Martin a été piégé, voilà l’innommable vérité ! Cela dit, c’est lui qui tient le flingue, et son intuition était bonne, il fallait bien suivre le gendre du toubib, Martin savait qu’il mentait en disant ne plus voir son épouse, le flic avait remarqué que l’homme portait toujours son alliance.


– Ne faites pas l’enfant et venez vous asseoir ! insiste le docteur.

– Les mains en l’air, tous ! crie Martin.

– Je vous tiens en joue, monsieur Martin !


C’est le chauffeur de taxi. Il tient un revolver et le braque sur le flic.

La tension est palpable.


En famille


Martin dit merci à la domestique qui vient de lui servir deux louches de salé aux lentilles. Le fumet qui se dégage de son assiette est exquis, et fait presque oublier l’humiliation.


– Vous êtes un bon flic, Martin, lui glisse le docteur Renard. Ne laissez personne vous dire le contraire.


Martin ne sait pas comment prendre le compliment – si ça en est un. Le taximan s’est calé en bout de table, et pointe docilement son flingue dans sa direction.


– Meilleur que du William Saurin, hein ? demande Renard, et la réplique fait rire sa fille et son gendre.

– Comment avez-vous su que j’étais sur les traces de Verron ?

– Savez-vous, je ne fais pas que trucider mes patients. J’entretiens avec certains des rapports cordiaux, voire amicaux. J’ai dans ma patientèle un certain Yvan Domenach. Un type en or. Je crois que vous le connaissez ?


Les épaules du flic s’affaissent. Il accuse le coup.


– Ne soyez pas trop dur avec lui. Il a des fins de mois difficiles. Des crédits à honorer. Chacun fait comme il peut. Moi-même, je ne trucide pas par plaisir. Vous avez remarqué ? Je les choisis vieux, avec des économies, et pas très en forme. Prenez mon premier, monsieur Baptiste. Il souffrait de la goutte et d’une pancréatite. J’ai juste accéléré le travail de dame nature après avoir vidé ses comptes bancaires. Il est vrai que j’ai été contraint de pratiquer la torture sur certains. Pour des peccadilles. Le code d’une carte bleue, un numéro de compte à la Société Générale, la combinaison d’un coffre… Je n’ai pas fait ça de gaîté de cœur. J’ai une famille à nourrir. Des traites. Du personnel de maison. C’est pas de la tarte. Vous appréciez le salé ? C’est une recette de famille.


Le flic goûte et trouve ça bon. Peut-être un peu trop salé. Le docteur est volubile, fait la conversation. Il raconte l’origine de la maison familiale, construite en 1840. Les générations qui se sont succédé. De leur côté, Verron et sa femme mangent en silence. Renard allume une pipe. Celle-ci commence à dégager une fumée grise et odorante.


– Mon père fumait la pipe, constata Martin. C’était un grand fan du commissaire Maigret.


Soudain plusieurs véhicules banalisés avec gyrophares investissent la cour ; des portières s’ouvrent, des hommes avec des brassards jaunes et des flingues.


– Mains en l’air et lâchez vos armes ! Vous êtes en état d’arrestation ! hurle le commissaire Bauer dans un mégaphone.


Le taximan bondit de sa chaise et fait feu. En retour, il est criblé de balles.

La famille Renard ne peut qu’obtempérer. Et tant pis pour le dessert.
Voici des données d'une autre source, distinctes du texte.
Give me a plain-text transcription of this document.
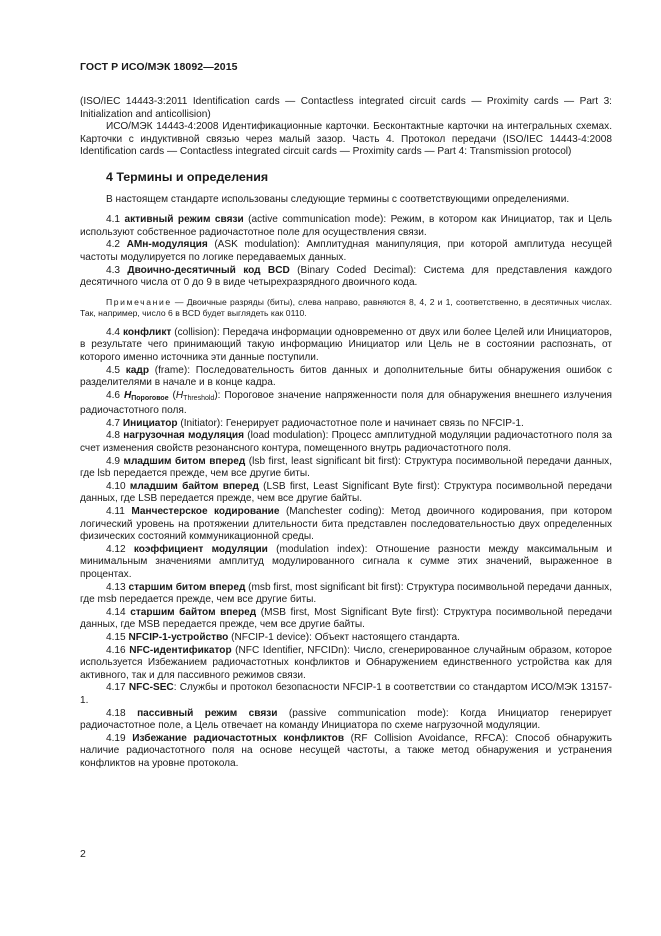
ГОСТ Р ИСО/МЭК 18092—2015

(ISO/IEC 14443-3:2011 Identification cards — Contactless integrated circuit cards — Proximity cards — Part 3: Initialization and anticollision)

ИСО/МЭК 14443-4:2008 Идентификационные карточки. Бесконтактные карточки на интегральных схемах. Карточки с индуктивной связью через малый зазор. Часть 4. Протокол передачи (ISO/IEC 14443-4:2008 Identification cards — Contactless integrated circuit cards — Proximity cards — Part 4: Transmission protocol)

4 Термины и определения

В настоящем стандарте использованы следующие термины с соответствующими определениями.

4.1 активный режим связи (active communication mode): Режим, в котором как Инициатор, так и Цель используют собственное радиочастотное поле для осуществления связи.

4.2 АМн-модуляция (ASK modulation): Амплитудная манипуляция, при которой амплитуда несущей частоты модулируется по логике передаваемых данных.

4.3 Двоично-десятичный код BCD (Binary Coded Decimal): Система для представления каждого десятичного числа от 0 до 9 в виде четырехразрядного двоичного кода.

Примечание — Двоичные разряды (биты), слева направо, равняются 8, 4, 2 и 1, соответственно, в десятичных числах. Так, например, число 6 в BCD будет выглядеть как 0110.

4.4 конфликт (collision): Передача информации одновременно от двух или более Целей или Инициаторов, в результате чего принимающий такую информацию Инициатор или Цель не в состоянии распознать, от которого именно источника эти данные поступили.

4.5 кадр (frame): Последовательность битов данных и дополнительные биты обнаружения ошибок с разделителями в начале и в конце кадра.

4.6 $H_{Пороговое}$ $(H_{Threshold})$: Пороговое значение напряженности поля для обнаружения внешнего излучения радиочастотного поля.

4.7 Инициатор (Initiator): Генерирует радиочастотное поле и начинает связь по NFCIP-1.

4.8 нагрузочная модуляция (load modulation): Процесс амплитудной модуляции радиочастотного поля за счет изменения свойств резонансного контура, помещенного внутрь радиочастотного поля.

4.9 младшим битом вперед (lsb first, least significant bit first): Структура посимвольной передачи данных, где lsb передается прежде, чем все другие биты.

4.10 младшим байтом вперед (LSB first, Least Significant Byte first): Структура посимвольной передачи данных, где LSB передается прежде, чем все другие байты.

4.11 Манчестерское кодирование (Manchester coding): Метод двоичного кодирования, при котором логический уровень на протяжении длительности бита представлен последовательностью двух определенных физических состояний коммуникационной среды.

4.12 коэффициент модуляции (modulation index): Отношение разности между максимальным и минимальным значениями амплитуд модулированного сигнала к сумме этих значений, выраженное в процентах.

4.13 старшим битом вперед (msb first, most significant bit first): Структура посимвольной передачи данных, где msb передается прежде, чем все другие биты.

4.14 старшим байтом вперед (MSB first, Most Significant Byte first): Структура посимвольной передачи данных, где MSB передается прежде, чем все другие байты.

4.15 NFCIP-1-устройство (NFCIP-1 device): Объект настоящего стандарта.

4.16 NFC-идентификатор (NFC Identifier, NFCIDn): Число, сгенерированное случайным образом, которое используется Избежанием радиочастотных конфликтов и Обнаружением единственного устройства как для активного, так и для пассивного режимов связи.

4.17 NFC-SEC: Службы и протокол безопасности NFCIP-1 в соответствии со стандартом ИСО/МЭК 13157-1.

4.18 пассивный режим связи (passive communication mode): Когда Инициатор генерирует радиочастотное поле, а Цель отвечает на команду Инициатора по схеме нагрузочной модуляции.

4.19 Избежание радиочастотных конфликтов (RF Collision Avoidance, RFCA): Способ обнаружить наличие радиочастотного поля на основе несущей частоты, а также метод обнаружения и устранения конфликтов на уровне протокола.

2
– Commissaire ! Vous tombez à pic ! fait Martin. Par quel miracle… ?

– On avait mis le téléphone de Domenach sur écoute, explique Bauer. Ça fait longtemps qu’on se méfie de lui. Sachant que vous alliez suivre Patrick Verron, on vous a suivi aussi. De fil en aiguille…


Martin résiste à l’envie de prendre son supérieur dans les bras. Au lieu de ça, il attrape le plat de salé aux lentilles et le renverse sur la tête du docteur Renard.
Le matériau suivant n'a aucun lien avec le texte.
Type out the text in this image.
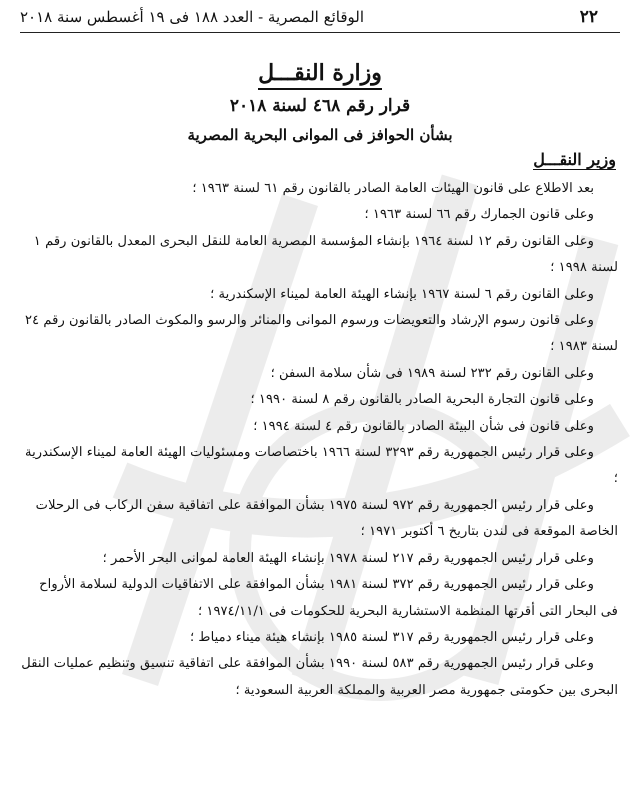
٢٢
الوقائع المصرية - العدد ١٨٨ فى ١٩ أغسطس سنة ٢٠١٨
وزارة النقـــل
قرار رقم ٤٦٨ لسنة ٢٠١٨
بشأن الحوافز فى الموانى البحرية المصرية
وزير النقـــل

بعد الاطلاع على قانون الهيئات العامة الصادر بالقانون رقم ٦١ لسنة ١٩٦٣ ؛

وعلى قانون الجمارك رقم ٦٦ لسنة ١٩٦٣ ؛

وعلى القانون رقم ١٢ لسنة ١٩٦٤ بإنشاء المؤسسة المصرية العامة للنقل البحرى المعدل بالقانون رقم ١ لسنة ١٩٩٨ ؛

وعلى القانون رقم ٦ لسنة ١٩٦٧ بإنشاء الهيئة العامة لميناء الإسكندرية ؛

وعلى قانون رسوم الإرشاد والتعويضات ورسوم الموانى والمنائر والرسو والمكوث الصادر بالقانون رقم ٢٤ لسنة ١٩٨٣ ؛

وعلى القانون رقم ٢٣٢ لسنة ١٩٨٩ فى شأن سلامة السفن ؛

وعلى قانون التجارة البحرية الصادر بالقانون رقم ٨ لسنة ١٩٩٠ ؛

وعلى قانون فى شأن البيئة الصادر بالقانون رقم ٤ لسنة ١٩٩٤ ؛

وعلى قرار رئيس الجمهورية رقم ٣٢٩٣ لسنة ١٩٦٦ باختصاصات ومسئوليات الهيئة العامة لميناء الإسكندرية ؛

وعلى قرار رئيس الجمهورية رقم ٩٧٢ لسنة ١٩٧٥ بشأن الموافقة على اتفاقية سفن الركاب فى الرحلات الخاصة الموقعة فى لندن بتاريخ ٦ أكتوبر ١٩٧١ ؛

وعلى قرار رئيس الجمهورية رقم ٢١٧ لسنة ١٩٧٨ بإنشاء الهيئة العامة لموانى البحر الأحمر ؛

وعلى قرار رئيس الجمهورية رقم ٣٧٢ لسنة ١٩٨١ بشأن الموافقة على الاتفاقيات الدولية لسلامة الأرواح فى البحار التى أقرتها المنظمة الاستشارية البحرية للحكومات فى ١٩٧٤/١١/١ ؛

وعلى قرار رئيس الجمهورية رقم ٣١٧ لسنة ١٩٨٥ بإنشاء هيئة ميناء دمياط ؛

وعلى قرار رئيس الجمهورية رقم ٥٨٣ لسنة ١٩٩٠ بشأن الموافقة على اتفاقية تنسيق وتنظيم عمليات النقل البحرى بين حكومتى جمهورية مصر العربية والمملكة العربية السعودية ؛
– À charge de revanche, doc, dit-il.


Home sweet home


Martin est chez lui, dans sa petite cuisine mal éclairée. Il dîne d’un thon mayonnaise en boîte. Il est triste car il a perdu un ami. Domenach est incarcéré à Maisons-Alfort. D’un autre côté, il est fier car c’est un peu grâce à lui si le docteur Renard se trouve derrière les barreaux. Son téléphone vibre.

Un texto.

De Simone.

À son SMS : « Je t’aime ! Reviens ! », elle a répondu : « Peut-être ! »

Le cœur de Martin cogne fort dans sa poitrine.